Lawmakers heard some frightening statistics from those involved in sexual assault crisis services.

“Ten percent of ex-relationships with at least a threat of exposing images online and that 60 percent of those actually followed through,” said Sen. Dante Bartolomeo, a Democrat representing Meriden.

And the statistics say that in 50 percent of the cases where the treat was followed through, the individual reported being harassed and even stalked as a result of the images being made public.

Republican state Rep.

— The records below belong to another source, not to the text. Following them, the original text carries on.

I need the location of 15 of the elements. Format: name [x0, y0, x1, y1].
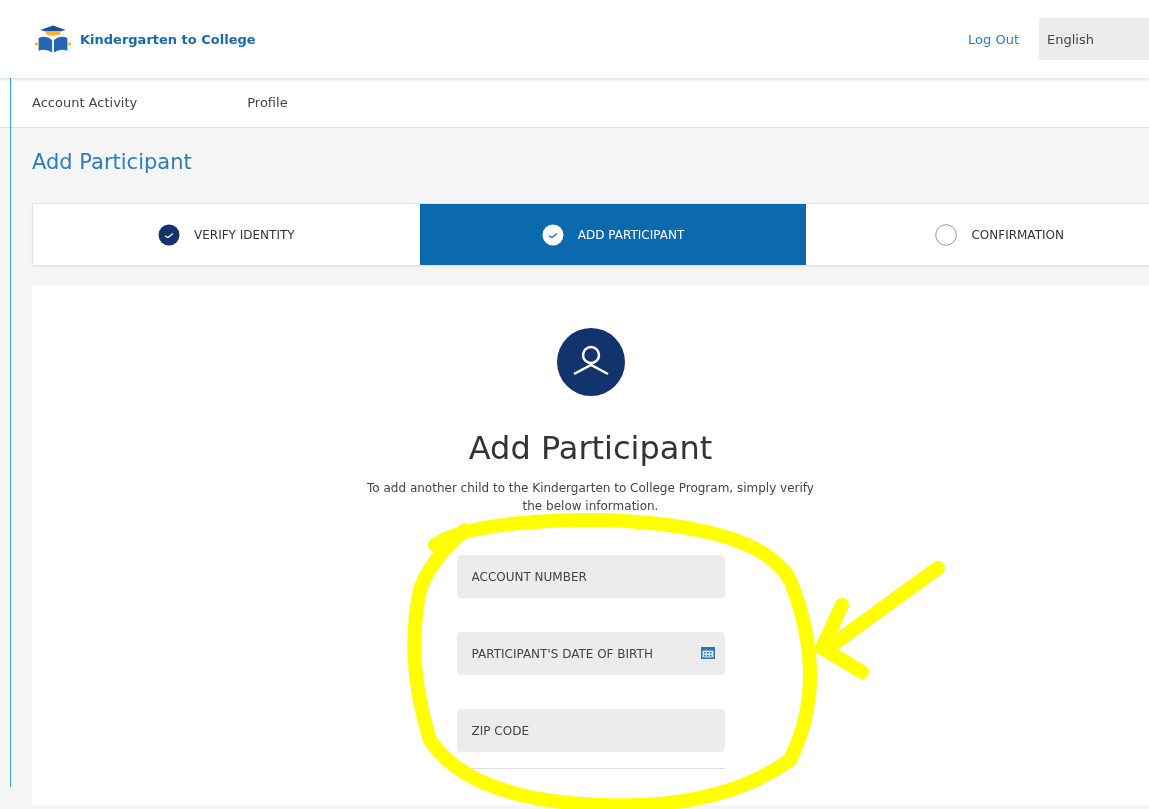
nav-link[interactable]: Profile [247, 95, 288, 110]
input-field[interactable]: PARTICIPANT'S DATE OF BIRTH [456, 632, 725, 675]
input-field[interactable]: ZIP CODE [456, 709, 725, 752]
person-icon [556, 328, 625, 396]
step-tab[interactable]: VERIFY IDENTITY [33, 204, 420, 265]
step-tab[interactable]: CONFIRMATION [806, 204, 1149, 265]
nav-link[interactable]: Account Activity [32, 95, 138, 110]
brand-name[interactable]: Kindergarten to College [80, 31, 256, 47]
intro-text: To add another child to the Kindergarten to College Program, simply verify the below information. [366, 480, 815, 515]
language-select[interactable]: English [1039, 18, 1149, 60]
step-tab[interactable]: ADD PARTICIPANT [419, 204, 807, 265]
input-field[interactable]: ACCOUNT NUMBER [456, 555, 725, 598]
form-heading: Add Participant [468, 429, 713, 467]
page-title: Add Participant [32, 149, 193, 176]
logout-link[interactable]: Log Out [968, 31, 1019, 47]
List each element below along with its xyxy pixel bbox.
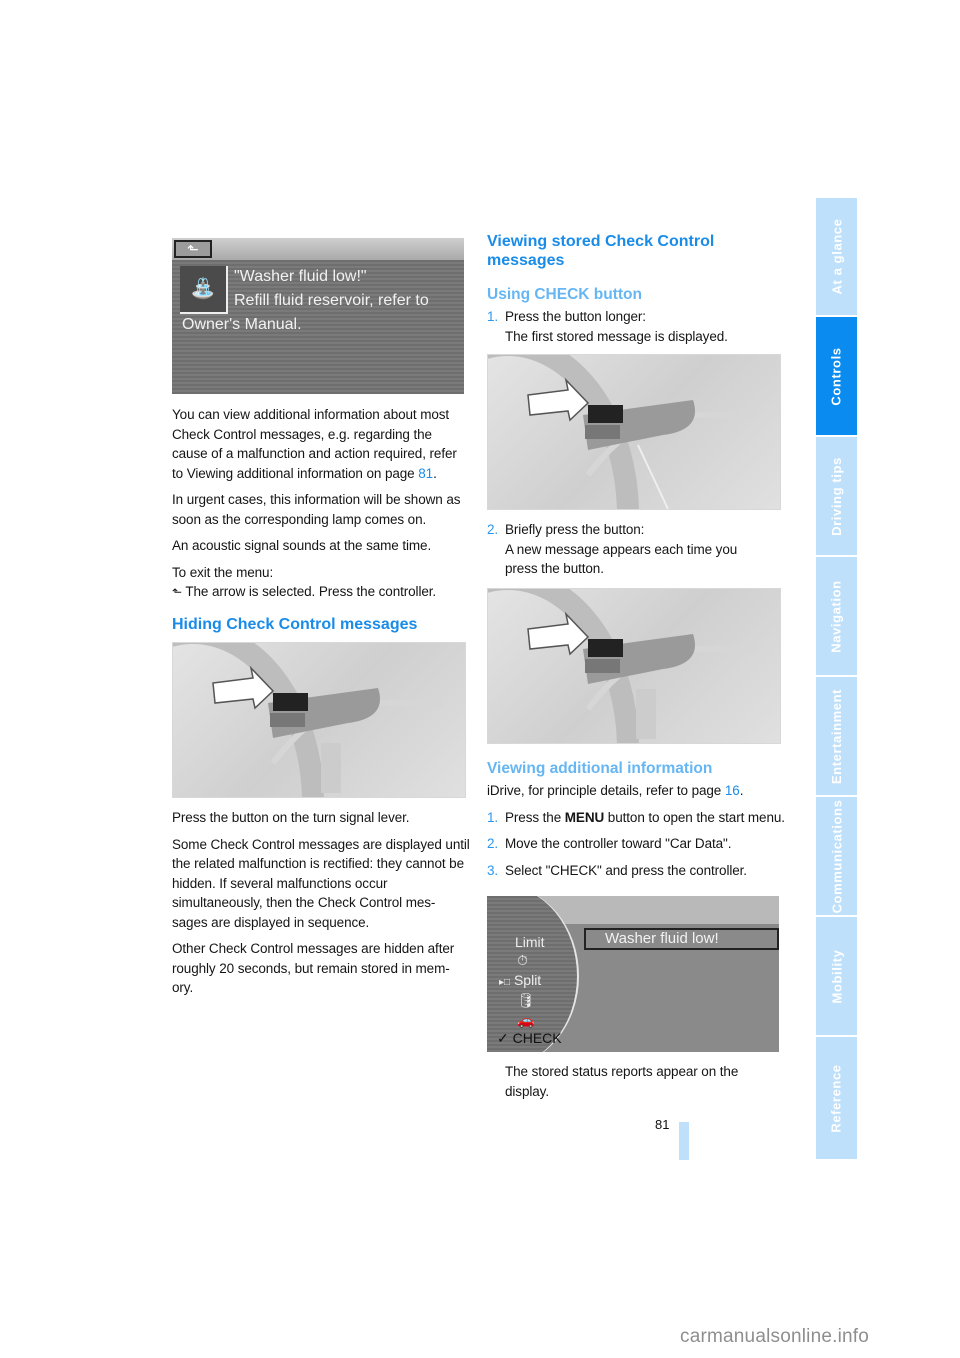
turn-signal-lever-image-3 <box>487 588 781 744</box>
message-line-3: Owner's Manual. <box>182 316 302 333</box>
subheading-using-check-button: Using CHECK button <box>487 286 642 303</box>
oil-can-icon: 🛢 <box>517 992 535 1008</box>
washer-fluid-icon: ⛲ <box>180 266 228 314</box>
check-control-screen: ⬑ ⛲ "Washer fluid low!" Refill fluid res… <box>172 238 464 394</box>
paragraph-urgent: In urgent cases, this information will b… <box>172 492 461 527</box>
car-data-check-screen: Washer fluid low! Limit ⏱ ▸□ Split 🛢 🚗 ✓… <box>487 896 779 1052</box>
turn-signal-lever-image <box>172 642 466 798</box>
side-tab-controls[interactable]: Controls <box>816 317 857 435</box>
step-2-car-data: 2. Move the controller toward "Car Data". <box>487 836 732 851</box>
page-link-81[interactable]: 81 <box>418 466 433 481</box>
menu-item-split: ▸□ Split <box>499 972 542 988</box>
page-number: 81 <box>655 1117 670 1132</box>
back-arrow-icon: ⬑ <box>172 585 182 599</box>
screen-top-bar <box>172 238 464 260</box>
paragraph-acoustic: An acoustic signal sounds at the same ti… <box>172 538 432 553</box>
split-icon: ▸□ <box>499 977 511 988</box>
right-text-block-idrive: iDrive, for principle details, refer to … <box>487 781 787 887</box>
back-arrow-icon: ⬑ <box>174 240 212 258</box>
side-tab-reference[interactable]: Reference <box>816 1037 857 1159</box>
paragraph-stored-status: The stored status reports appear on the … <box>505 1064 739 1099</box>
step-2-briefly-press: 2. Briefly press the button: A new messag… <box>487 522 738 576</box>
timer-icon: ⏱ <box>517 952 528 968</box>
side-tab-at-a-glance[interactable]: At a glance <box>816 198 857 315</box>
checkmark-icon: ✓ <box>497 1030 509 1046</box>
left-text-block-1: You can view additional information abou… <box>172 405 467 610</box>
paragraph-other-messages: Other Check Control messages are hidden … <box>172 941 455 995</box>
paragraph-exit-menu: To exit the menu: ⬑ The arrow is selecte… <box>172 564 437 600</box>
message-line-2: Refill fluid reservoir, refer to <box>234 292 429 309</box>
side-tab-communications[interactable]: Communications <box>816 797 857 915</box>
lever-illustration <box>488 589 758 743</box>
left-text-block-2: Press the button on the turn signal leve… <box>172 808 470 1005</box>
paragraph-view-info: You can view additional information abou… <box>172 407 457 481</box>
lever-illustration <box>173 643 443 797</box>
menu-button-glyph: MENU <box>564 809 605 825</box>
side-tab-mobility[interactable]: Mobility <box>816 917 857 1035</box>
turn-signal-lever-image-2 <box>487 354 781 510</box>
step-number: 1. <box>487 309 499 324</box>
lever-illustration <box>488 355 758 509</box>
paragraph-press-button: Press the button on the turn signal leve… <box>172 810 410 825</box>
message-washer-fluid-low: Washer fluid low! <box>605 930 719 947</box>
message-title: "Washer fluid low!" <box>234 268 367 285</box>
side-tab-entertainment[interactable]: Entertainment <box>816 677 857 795</box>
footer-watermark[interactable]: carmanualsonline.info <box>680 1326 869 1348</box>
subheading-viewing-additional: Viewing additional information <box>487 760 713 777</box>
step-3-select-check: 3. Select "CHECK" and press the controlle… <box>487 862 747 878</box>
step-1-press-longer: 1. Press the button longer: The first sto… <box>487 309 728 344</box>
page-link-16[interactable]: 16 <box>725 783 740 798</box>
step-1-menu: 1. Press the MENU button to open the star… <box>487 809 785 825</box>
paragraph-idrive-intro: iDrive, for principle details, refer to … <box>487 783 744 798</box>
side-tab-navigation[interactable]: Navigation <box>816 557 857 675</box>
menu-item-limit: Limit <box>515 934 545 950</box>
paragraph-some-messages: Some Check Control messages are displaye… <box>172 836 470 930</box>
menu-item-check: ✓ CHECK <box>497 1030 562 1046</box>
heading-hiding-check-control: Hiding Check Control messages <box>172 616 418 633</box>
page-marker-bar <box>679 1122 689 1160</box>
heading-viewing-stored: Viewing stored Check Control messages <box>487 233 715 269</box>
car-service-icon: 🚗 <box>517 1012 535 1028</box>
side-tab-driving-tips[interactable]: Driving tips <box>816 437 857 555</box>
step-number: 2. <box>487 522 499 537</box>
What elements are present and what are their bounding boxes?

Themis Klaridis, who is also a lawyer, authored the state’s anti-voyeurism law in 1999 which carries a much tougher penalty.

Before she became a lawyer, she was an underwear and swimsuit model and was harassed by a political opponent with some of those photos when she first ran for office.

She thinks the revenge porn bill needs clarification.

“I’m concerned that either the police or the prosecutors will somehow get the elements confused and somebody will end up getting a lesser penalty than they otherwise would,” said Karides.

The American Civil Liberties Union of Connecticut says the law as written is unconstitutional.

“The law, as written, doesn’t address the question of whether there was or wasn’t an agreement or understanding to keep these images private and it doesn’t address the question of who’s doing the distributing,” said Sandra Staub.

The ACLU says that would mean YouTube or any other video posting service could be prosecuted. They say a change in language could make this a workable law. But the changes have to be made fast as the General Assembly session ends at midnight next Wednesday.